Bonne surprise de cette rentrée s’agissant « premiers romans », La Contre-heure révèle un écrivain déjà mûr, tant par le style que par la personnalité littéraire. Si Sébastien Hoët s’autorise d’ailleurs plusieurs charges aussi virulentes que jubilatoires contre certains littérateurs contemporains, avalisons le fait qu’il peut largement se le permettre, une seule de ses pages où l’écriture est toujours fine, ciselée, nerveuse, corrosive, renvoyant à son énigmatique nullité toute l’« œuvre » d’une Christine Angot, par exemple, dont la démence égolâtre, la vacuité agressive et illuminée, ravagent actuellement l’entièreté du panorama… Bref, passons.
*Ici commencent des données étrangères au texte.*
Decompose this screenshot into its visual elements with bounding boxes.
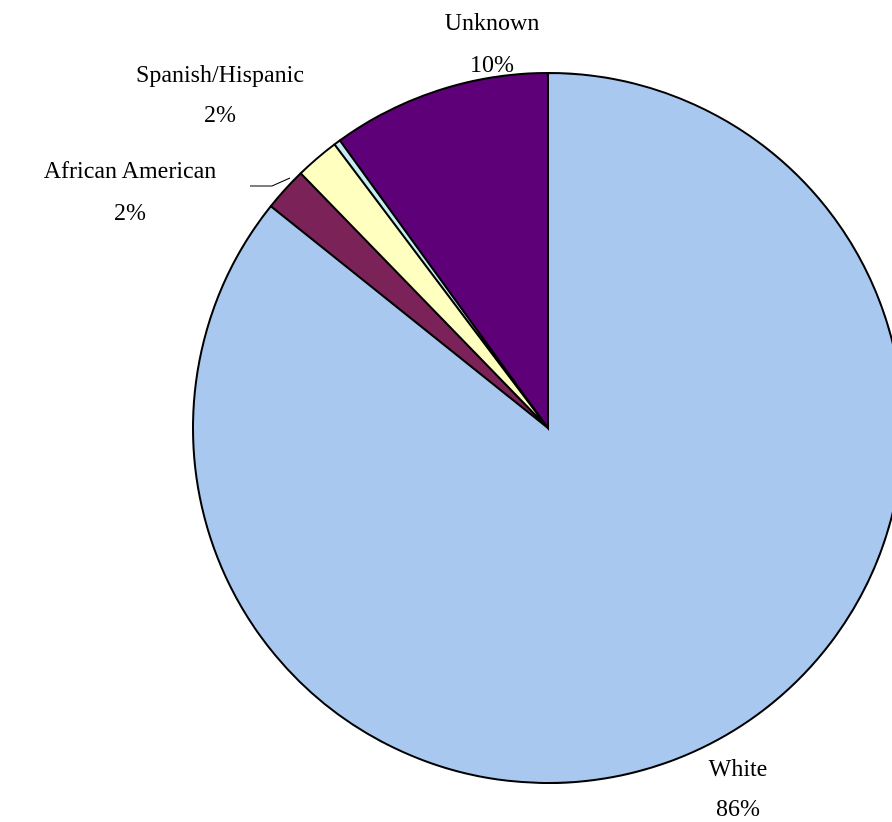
slice-label-name-unknown: Unknown — [445, 10, 540, 36]
pie-slice-white — [192, 71, 892, 784]
leader-line-african-american — [250, 177, 291, 187]
slice-label-value-spanish-hispanic: 2% — [204, 102, 236, 128]
slice-label-name-african-american: African American — [44, 158, 217, 184]
slice-label-name-white: White — [709, 756, 768, 782]
leader-lines — [250, 177, 291, 187]
slices-layer — [192, 71, 892, 784]
slice-label-value-white: 86% — [716, 796, 760, 822]
slice-label-value-african-american: 2% — [114, 200, 146, 226]
slice-label-name-spanish-hispanic: Spanish/Hispanic — [136, 62, 304, 88]
pie-slice-unknown — [338, 71, 549, 432]
slice-label-value-unknown: 10% — [470, 52, 514, 78]
labels-layer: Unknown 10% Spanish/Hispanic 2% African … — [44, 10, 768, 822]
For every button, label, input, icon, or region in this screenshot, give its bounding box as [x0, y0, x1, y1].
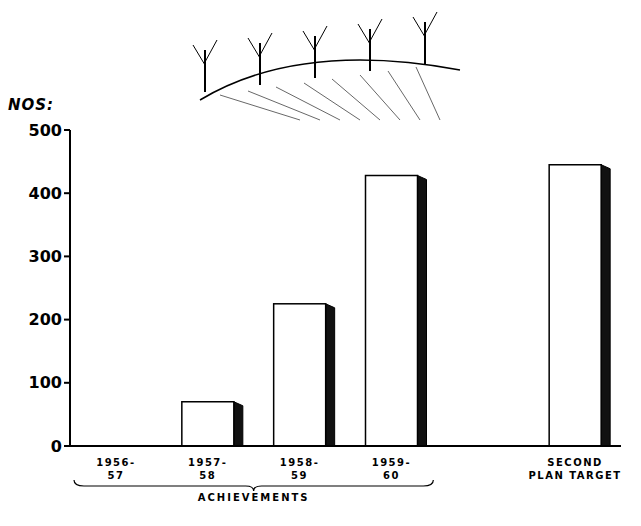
svg-text:0: 0 — [51, 437, 62, 456]
svg-text:300: 300 — [29, 247, 62, 266]
svg-text:58: 58 — [199, 470, 216, 481]
svg-text:60: 60 — [383, 470, 400, 481]
svg-text:100: 100 — [29, 373, 62, 392]
svg-text:59: 59 — [291, 470, 308, 481]
svg-text:57: 57 — [107, 470, 124, 481]
html-text:ACHIEVEMENTS: ACHIEVEMENTS — [197, 492, 310, 503]
svg-text:1957-: 1957- — [188, 457, 227, 468]
svg-text:SECOND: SECOND — [547, 457, 603, 468]
svg-text:500: 500 — [29, 121, 62, 140]
html-text:NOS:: NOS: — [8, 96, 55, 114]
svg-text:1959-: 1959- — [372, 457, 411, 468]
svg-text:1956-: 1956- — [96, 457, 135, 468]
svg-text:1958-: 1958- — [280, 457, 319, 468]
svg-text:PLAN TARGET: PLAN TARGET — [529, 470, 622, 481]
svg-text:200: 200 — [29, 310, 62, 329]
svg-text:400: 400 — [29, 184, 62, 203]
Gilles (hommage à Drieu ?), professeur de philosophie dans un lycée de Lille, il promène son regard cocasse et cruel, amer et cinglant, sur ce qui l’entoure : collègues ou élèves, enfants, jeunes ou vieux, productions culturelles diverses, et plus généralement tout ce qui constitue l’esprit d’une époque qui, sans doute, s’illustrera dans l’Histoire pour l’ampleur inédite de sa médiocrité satisfaite. Excellent satiriste, Hoët ne rate jamais une cible ; cette attaque du groupe The Kills, par exemple, est savoureuse : « Une lycéenne énervée, hurlant dans un micro, cachée sous ses cheveux, avec un vieux skater vendeur de fruits et légumes qui faisait ding-ding sur une guitare électrique mal branchée, et on s’extasiait là-dessus. »
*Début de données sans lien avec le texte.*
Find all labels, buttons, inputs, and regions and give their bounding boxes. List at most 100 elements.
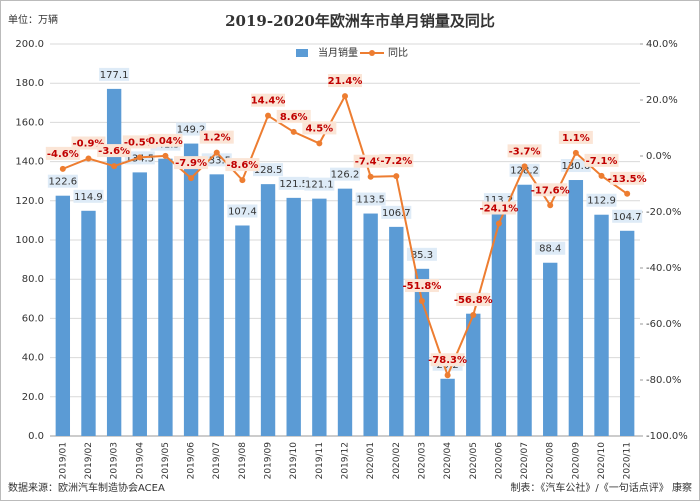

Le masque de Gilles, séducteur désabusé, homme d’esprit braqué contre son temps, aussi dédaigneux qu’étiolé, se figerait également aisément dans la grimace, n’étaient deux êtres qui viennent insidieusement le bouleverser. D’abord une lycéenne, suicidée en se jetant dans la cour depuis le troisième étage le jour de la rentrée, dont il semble d’abord ignorer le drame mais qui hante le livre en entrecoupant l’histoire du ressassement de ses derniers instants. Ensuite, Esther, collègue d’anglais dont Gilles s’éprend tout en méprisant son milieu bobo, prévisible et inculte. Sauf qu’Esther se révélera plus fine que Gilles ne l’imaginait, et lui servira ses quatre vérités. Si l’on peut trouver un peu faible les scènes de la jeune suicidée et insuffisamment développée la progression et les interactions entre les personnages, ce premier roman n’en constitue pas moins une réussite remarquable, qui tranche avec éclat sur la fadeur ambiante.